I sat and stared.  I stared at the two parts of the painting.  Wilderness and water.  It was too terrifying to focus on the trees, and the empty gray between them.  I looked instead at the water.  It seemed to come straight out of the stones.  It poured over them, and into them.  Could it do that with my heart of stone?  God brought forth water from a stone.  Could my heart be softened, could the flames of anger be quenched and the firing of mud into stone be reversed, made into clay, mud molded into flesh?  What kind of a God do I believe in?

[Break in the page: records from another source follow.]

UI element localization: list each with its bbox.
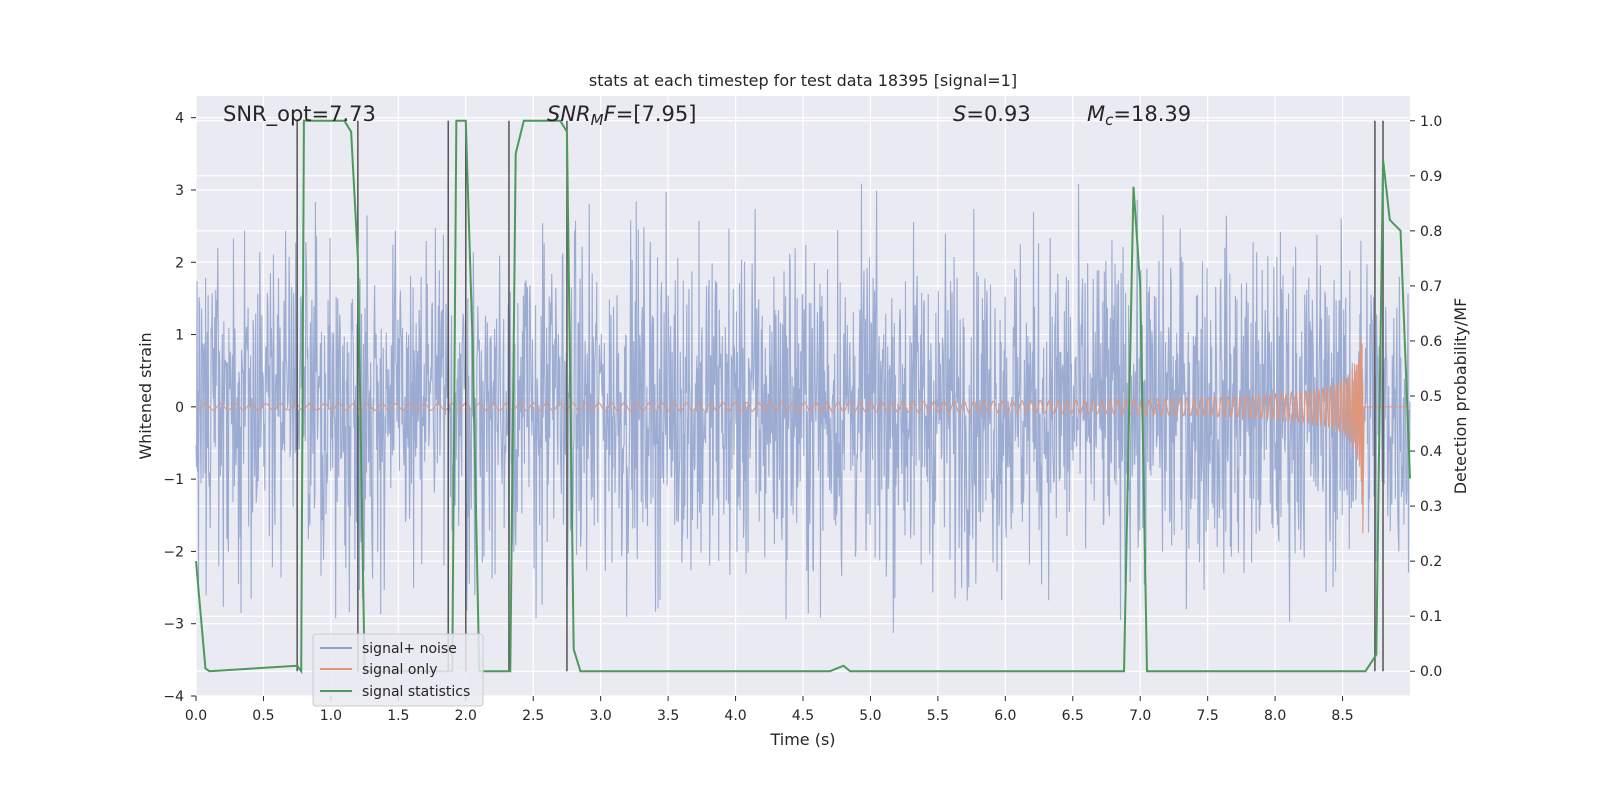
x-axis-label: Time (s)	[769, 730, 835, 749]
y2-tick-label: 0.8	[1420, 224, 1442, 240]
y2-axis-ticks: 1.0 0.9 0.8 0.7 0.6 0.5 0.4 0.3 0.2 0.1 0.0	[1410, 114, 1442, 680]
y2-tick-label: 1.0	[1420, 114, 1442, 130]
x-tick-label: 4.0	[724, 708, 746, 724]
series-signal-plus-noise	[195, 183, 1411, 633]
annotation-mc-sub: c	[1105, 111, 1114, 129]
y-tick-label: 2	[175, 255, 184, 271]
y-tick-label: 1	[175, 328, 184, 344]
y-tick-label: −3	[163, 617, 184, 633]
legend-label-stats: signal statistics	[362, 684, 470, 700]
x-axis-ticks: 0.0 0.5 1.0 1.5 2.0 2.5 3.0 3.5 4.0 4.5 5.0 5.5 6.0 6…	[185, 696, 1354, 724]
legend: signal+ noise signal only signal statist…	[312, 633, 484, 707]
annotation-s-symbol: S	[953, 102, 966, 126]
annotation-s: S=0.93	[953, 102, 1031, 126]
x-tick-label: 8.0	[1264, 708, 1286, 724]
y-tick-label: −1	[163, 472, 184, 488]
annotation-s-value: =0.93	[966, 102, 1030, 126]
y2-tick-label: 0.7	[1420, 279, 1442, 295]
annotation-snr-mf-symbol: SNR	[547, 102, 591, 126]
y-axis-ticks: 4 3 2 1 0 −1 −2 −3 −4	[163, 111, 196, 705]
legend-label-noise: signal+ noise	[362, 641, 457, 657]
x-tick-label: 4.5	[792, 708, 814, 724]
x-tick-label: 2.5	[522, 708, 544, 724]
chart-title: stats at each timestep for test data 183…	[589, 71, 1017, 90]
x-tick-label: 0.5	[252, 708, 274, 724]
x-tick-label: 2.0	[455, 708, 477, 724]
vertical-markers	[296, 120, 1384, 672]
x-tick-label: 7.0	[1129, 708, 1151, 724]
legend-label-signal: signal only	[362, 662, 437, 678]
annotation-snr-mf-f: F	[604, 102, 617, 126]
x-tick-label: 7.5	[1197, 708, 1219, 724]
x-tick-label: 6.5	[1062, 708, 1084, 724]
y2-tick-label: 0.0	[1420, 664, 1442, 680]
stats-trace	[195, 119, 1411, 675]
y-axis-label: Whitened strain	[136, 332, 155, 459]
x-tick-label: 6.0	[994, 708, 1016, 724]
y-tick-label: −4	[163, 689, 184, 705]
annotation-mc: Mc=18.39	[1087, 102, 1191, 129]
annotation-mc-symbol: M	[1087, 102, 1105, 126]
legend-box	[312, 633, 484, 707]
series-signal-only	[195, 338, 1410, 534]
x-tick-label: 0.0	[185, 708, 207, 724]
y-tick-label: 0	[175, 400, 184, 416]
annotation-snr-mf-value: =[7.95]	[616, 102, 697, 126]
x-tick-label: 5.0	[859, 708, 881, 724]
x-tick-label: 8.5	[1331, 708, 1353, 724]
y-tick-label: 4	[175, 111, 184, 127]
y-tick-label: −2	[163, 544, 184, 560]
y2-tick-label: 0.2	[1420, 554, 1442, 570]
annotation-snr-mf-sub: M	[591, 111, 604, 129]
y2-tick-label: 0.9	[1420, 169, 1442, 185]
annotation-mc-value: =18.39	[1113, 102, 1191, 126]
x-tick-label: 3.0	[590, 708, 612, 724]
noise-trace	[195, 183, 1411, 633]
x-tick-label: 1.5	[387, 708, 409, 724]
y2-tick-label: 0.1	[1420, 609, 1442, 625]
annotation-snr-mf: SNRMF=[7.95]	[547, 102, 696, 129]
x-tick-label: 1.0	[320, 708, 342, 724]
x-tick-label: 5.5	[927, 708, 949, 724]
signal-trace	[195, 338, 1410, 534]
y2-axis-label: Detection probability/MF	[1451, 298, 1470, 495]
y-tick-label: 3	[175, 183, 184, 199]
y2-tick-label: 0.3	[1420, 499, 1442, 515]
annotation-snr-opt: SNR_opt=7.73	[223, 102, 376, 127]
x-tick-label: 3.5	[657, 708, 679, 724]
y2-tick-label: 0.4	[1420, 444, 1442, 460]
y2-tick-label: 0.5	[1420, 389, 1442, 405]
series-signal-statistics	[195, 119, 1411, 675]
y2-tick-label: 0.6	[1420, 334, 1442, 350]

Zmr came inside and stood at the bottom of the stairs.  “Please come.”  It was my husband speaking, but I heard the words of Christ, inviting me  “…come to Me and drink.  Whoever believes in Me, as the Scripture has said, ‘Out of his heart will flow rivers of living water.’” (John 7:37-38, ESV)  I heard His reassurance of the woman at the well; “…whoever drinks of the water that I will give him will never be thirsty again.  The water that I will give him will become in him a spring of water welling up to eternal life.” (John 4:14, ESV)  I don’t remember the exact words I answered.  I remember struggling to keep the blaze inside, words flying from my mouth as so many sparks rising from the flames of the fire in me.  Zmr said he would wait and went back outside.

I stared again at the painting.  There seemed to be no end to the wilderness.  But the water tumbled over the rocks into a pool whose outer edges could not be seen, whose depths could not be fathomed.  Which eternity did I want?  An unending wilderness, or life-giving, soul-saturating water?  I closed my eyes and took a deep breath.  I heard Zmr’s words, Christ’s words echoing.  They reached out to me, offering a light in the darkness, showing me the way to Water.  I envisioned myself diving into the depths of the pool in the painting, feeling the water wash over me, and surround me.  I took another deep breath and put my hands beside me on the stairs.  I opened my eyes, took one last look at the painting, stood up, walked down the stairs, out the door, joined my family in the car, and went to church.